Bukan cuma berganti nama, Christoph Mueller pun diangkat sebagai CEO. Mueller disebut-sebut sebagai pakar pemulih perusahaan penerbangan. Pada tahun 2009, Mueller pernah menjadi CEO maskapai Irlandia bernama Aer Lingus. Ia berhasil mengembalikan posisi perusahaan dari kondisi rugi besar menjadi mampu bersaing dengan maskapai bertarif murah.

“Saya ingin menekankan bahwa kami bukan lagi MAS yang sangat bermasalah. Kami adalah benar-benar baru, dengan visi yang juga baru,” kata Mueller saat penggantian CEO itu diumumkan. Ia juga menjanjikan, di bawah komandonya, Malaysia Airlines akan mencapai titik break even pada 2018.

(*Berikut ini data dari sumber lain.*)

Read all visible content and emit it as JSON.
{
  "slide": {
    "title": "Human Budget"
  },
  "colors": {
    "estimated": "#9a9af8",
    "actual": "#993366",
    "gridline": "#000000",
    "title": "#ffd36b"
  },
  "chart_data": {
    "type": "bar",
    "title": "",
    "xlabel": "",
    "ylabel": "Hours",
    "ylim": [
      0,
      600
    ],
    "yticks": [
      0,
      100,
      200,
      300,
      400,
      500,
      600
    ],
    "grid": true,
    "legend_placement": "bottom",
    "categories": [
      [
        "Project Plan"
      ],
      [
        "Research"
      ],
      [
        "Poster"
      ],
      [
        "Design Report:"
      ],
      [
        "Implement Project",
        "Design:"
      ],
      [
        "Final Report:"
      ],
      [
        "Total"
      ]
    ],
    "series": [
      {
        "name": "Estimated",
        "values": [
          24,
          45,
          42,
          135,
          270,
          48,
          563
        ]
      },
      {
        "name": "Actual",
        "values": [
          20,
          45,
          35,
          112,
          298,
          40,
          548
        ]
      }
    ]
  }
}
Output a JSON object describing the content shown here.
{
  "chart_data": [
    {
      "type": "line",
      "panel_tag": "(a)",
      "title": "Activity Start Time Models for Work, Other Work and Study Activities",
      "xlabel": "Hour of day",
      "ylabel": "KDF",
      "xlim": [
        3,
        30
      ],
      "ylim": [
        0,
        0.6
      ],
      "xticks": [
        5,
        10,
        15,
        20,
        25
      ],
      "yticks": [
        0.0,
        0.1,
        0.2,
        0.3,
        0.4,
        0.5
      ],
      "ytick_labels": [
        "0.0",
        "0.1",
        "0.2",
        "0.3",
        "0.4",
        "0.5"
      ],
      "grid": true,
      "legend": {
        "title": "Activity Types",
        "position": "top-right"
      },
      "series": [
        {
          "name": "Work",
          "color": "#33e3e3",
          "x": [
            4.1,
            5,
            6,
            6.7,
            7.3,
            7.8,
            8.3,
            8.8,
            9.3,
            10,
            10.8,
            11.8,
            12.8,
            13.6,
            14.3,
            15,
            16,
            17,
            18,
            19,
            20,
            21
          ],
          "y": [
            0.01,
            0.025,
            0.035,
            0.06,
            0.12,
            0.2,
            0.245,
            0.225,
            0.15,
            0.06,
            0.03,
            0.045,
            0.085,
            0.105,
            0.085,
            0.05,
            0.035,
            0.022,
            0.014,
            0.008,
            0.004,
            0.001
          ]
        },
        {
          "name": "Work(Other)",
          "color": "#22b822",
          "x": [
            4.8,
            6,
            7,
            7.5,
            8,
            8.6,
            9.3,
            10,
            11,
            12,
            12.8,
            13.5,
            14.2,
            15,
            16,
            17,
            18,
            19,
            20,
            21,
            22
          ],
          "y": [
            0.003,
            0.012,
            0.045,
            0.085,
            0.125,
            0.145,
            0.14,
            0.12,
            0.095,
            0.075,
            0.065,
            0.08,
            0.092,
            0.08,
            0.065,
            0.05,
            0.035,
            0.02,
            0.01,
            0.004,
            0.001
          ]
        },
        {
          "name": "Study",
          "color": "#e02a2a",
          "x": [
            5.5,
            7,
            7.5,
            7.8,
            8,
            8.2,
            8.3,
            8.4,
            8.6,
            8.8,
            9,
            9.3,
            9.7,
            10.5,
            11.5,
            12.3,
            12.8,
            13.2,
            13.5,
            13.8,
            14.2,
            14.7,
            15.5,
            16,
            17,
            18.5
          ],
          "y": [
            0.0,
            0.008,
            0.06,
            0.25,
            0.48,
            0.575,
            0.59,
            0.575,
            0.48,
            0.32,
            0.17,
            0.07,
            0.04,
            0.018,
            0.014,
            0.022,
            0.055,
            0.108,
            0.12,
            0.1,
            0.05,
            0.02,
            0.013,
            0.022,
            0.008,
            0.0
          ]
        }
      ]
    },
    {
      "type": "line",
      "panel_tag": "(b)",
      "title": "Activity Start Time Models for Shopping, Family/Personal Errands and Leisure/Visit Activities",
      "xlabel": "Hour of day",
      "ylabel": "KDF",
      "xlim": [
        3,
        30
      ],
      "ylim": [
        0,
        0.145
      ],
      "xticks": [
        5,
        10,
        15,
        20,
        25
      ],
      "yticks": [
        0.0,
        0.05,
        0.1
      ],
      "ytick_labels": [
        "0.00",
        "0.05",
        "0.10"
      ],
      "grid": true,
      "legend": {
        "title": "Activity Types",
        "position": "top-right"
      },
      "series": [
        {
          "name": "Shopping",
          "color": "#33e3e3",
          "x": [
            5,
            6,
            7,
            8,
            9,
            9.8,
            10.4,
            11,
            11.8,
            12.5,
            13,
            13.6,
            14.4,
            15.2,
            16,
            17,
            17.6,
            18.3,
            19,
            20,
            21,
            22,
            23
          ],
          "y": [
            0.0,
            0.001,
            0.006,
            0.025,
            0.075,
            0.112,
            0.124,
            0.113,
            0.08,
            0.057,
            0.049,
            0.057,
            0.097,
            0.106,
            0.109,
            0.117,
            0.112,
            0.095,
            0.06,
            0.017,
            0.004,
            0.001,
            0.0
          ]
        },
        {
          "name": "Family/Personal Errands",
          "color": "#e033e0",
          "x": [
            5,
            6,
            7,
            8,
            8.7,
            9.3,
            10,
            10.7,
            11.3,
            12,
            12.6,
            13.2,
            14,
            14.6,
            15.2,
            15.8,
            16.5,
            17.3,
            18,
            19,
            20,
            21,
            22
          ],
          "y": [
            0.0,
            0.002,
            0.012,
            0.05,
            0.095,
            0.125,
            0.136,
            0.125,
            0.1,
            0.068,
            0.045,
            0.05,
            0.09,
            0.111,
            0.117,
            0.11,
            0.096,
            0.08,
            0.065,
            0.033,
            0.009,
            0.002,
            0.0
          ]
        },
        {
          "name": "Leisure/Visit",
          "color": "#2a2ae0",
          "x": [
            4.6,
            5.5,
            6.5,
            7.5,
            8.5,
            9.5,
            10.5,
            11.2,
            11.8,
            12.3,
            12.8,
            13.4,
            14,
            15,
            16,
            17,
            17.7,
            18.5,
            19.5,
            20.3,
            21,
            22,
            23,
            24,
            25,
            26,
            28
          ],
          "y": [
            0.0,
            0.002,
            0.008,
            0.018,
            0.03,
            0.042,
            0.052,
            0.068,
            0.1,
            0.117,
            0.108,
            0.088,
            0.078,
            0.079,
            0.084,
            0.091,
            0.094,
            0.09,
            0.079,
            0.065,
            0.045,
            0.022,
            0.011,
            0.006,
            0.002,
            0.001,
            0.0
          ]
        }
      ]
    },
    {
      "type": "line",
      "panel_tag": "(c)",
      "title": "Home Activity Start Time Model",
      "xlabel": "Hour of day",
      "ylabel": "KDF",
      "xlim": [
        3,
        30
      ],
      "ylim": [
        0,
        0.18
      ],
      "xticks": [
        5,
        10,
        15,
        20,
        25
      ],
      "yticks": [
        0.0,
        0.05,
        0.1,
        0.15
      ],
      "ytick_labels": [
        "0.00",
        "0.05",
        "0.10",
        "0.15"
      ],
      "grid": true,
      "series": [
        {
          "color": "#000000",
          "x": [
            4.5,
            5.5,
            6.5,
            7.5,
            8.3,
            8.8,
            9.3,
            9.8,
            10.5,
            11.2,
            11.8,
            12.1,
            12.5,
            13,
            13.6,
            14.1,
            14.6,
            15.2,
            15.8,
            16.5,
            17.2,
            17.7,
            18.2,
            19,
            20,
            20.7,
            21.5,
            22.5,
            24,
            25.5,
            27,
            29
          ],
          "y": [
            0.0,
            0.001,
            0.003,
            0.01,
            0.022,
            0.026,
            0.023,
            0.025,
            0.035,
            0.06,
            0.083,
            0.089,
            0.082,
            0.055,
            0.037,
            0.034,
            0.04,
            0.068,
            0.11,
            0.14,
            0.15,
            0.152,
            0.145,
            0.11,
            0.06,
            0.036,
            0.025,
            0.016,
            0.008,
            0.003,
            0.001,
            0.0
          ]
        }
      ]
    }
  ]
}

Atas nama efisiensi, MAS memberhentikan 6.000 atau 30 persen dari total karyawannya. Pengurangan karyawan ini adalah salah satu dari rencana recovery. Rencana lainnnya adalah menargetkan untuk kembali melantai di bursa pada tiga hingga lima tahun setelah delisting. Mueller juga menargetkan perusahaan sudah bisa meraup keuntungan pada 2017 mendatang.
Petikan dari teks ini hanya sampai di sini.